I have a 6yr DD. She is usually pretty well behaved but recently has been having moments where she becomes very upset and angry and will hit out whilst in her tantrum. She is usually kind and loving but it happens to be when she becomes upset over some thing and she becomes overwhelmed and angry and ends up hurting me. I think a lot of this has come from lockdown as she’s an only child and is struggling with not seeing her friends at school for so long. Before this she was usually very good with her friends with the normal type of childhood spats.
The thing is obviously we don’t accept this behaviour and always address it by explaining her hitting is not acceptable, taking away screen time etc. To calm down I have got her a sensory ball and liquid timer which does help but she has to have come out the other end of the tantrum before she’ll use these.

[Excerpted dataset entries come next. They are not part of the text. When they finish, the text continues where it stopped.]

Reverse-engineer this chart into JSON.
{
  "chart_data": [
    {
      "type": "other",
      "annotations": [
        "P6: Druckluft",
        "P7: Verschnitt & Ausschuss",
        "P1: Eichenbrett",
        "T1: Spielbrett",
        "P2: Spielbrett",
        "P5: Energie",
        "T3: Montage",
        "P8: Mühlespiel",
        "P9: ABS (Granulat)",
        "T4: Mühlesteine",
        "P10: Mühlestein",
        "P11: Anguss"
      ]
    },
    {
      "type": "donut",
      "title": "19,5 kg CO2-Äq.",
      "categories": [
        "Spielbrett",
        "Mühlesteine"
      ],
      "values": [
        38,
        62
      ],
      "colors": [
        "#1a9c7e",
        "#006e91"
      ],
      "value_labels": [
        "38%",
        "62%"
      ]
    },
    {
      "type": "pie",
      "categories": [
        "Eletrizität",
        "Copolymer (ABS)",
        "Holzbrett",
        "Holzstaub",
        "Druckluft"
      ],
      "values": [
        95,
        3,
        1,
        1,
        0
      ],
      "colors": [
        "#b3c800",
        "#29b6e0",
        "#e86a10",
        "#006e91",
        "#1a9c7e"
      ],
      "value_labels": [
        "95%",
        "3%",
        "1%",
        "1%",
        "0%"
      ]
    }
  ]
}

Anyway, for some reason DD has started doing this in response to being wound up by her friend. They have been friends since they were babies, and we get on really well with the parents and spend a lot of time together.
DF has two children and her other one is a 3 year old. As siblings they have their own little spats and I have explained to DD not to get caught in the middle of those as she can get involved and then it comes back on her.
If her friend says something to scare or upset her, rather than coming to us, she will tell her to stop and if she doesn’t she will then hit out.
We have had numerous conversations about how we don’t hit and that she needs to tell us what is happening. Another problem, is at the time she will not tell us why she has done it, and we only get one side of the story (not that it’s acceptable to hit out, but more for the context that she doesn’t do it for no reason and only with this particular friend). Because of this, she is getting a bit of a reputation for being a hitter and obviously gets the blame as she was the one that hit out rather than talking to us about something upsetting her.
Any advice on how to handle this, like I say we always reprimand her and I want her to understand that we don’t hit. We don’t smack her and would prefer to deal with the issue by talking about it but so she understands that she needs not to hit out when angry as she will loose friends. At the moment whatever we are doing doesn’t seem to have much of an affect.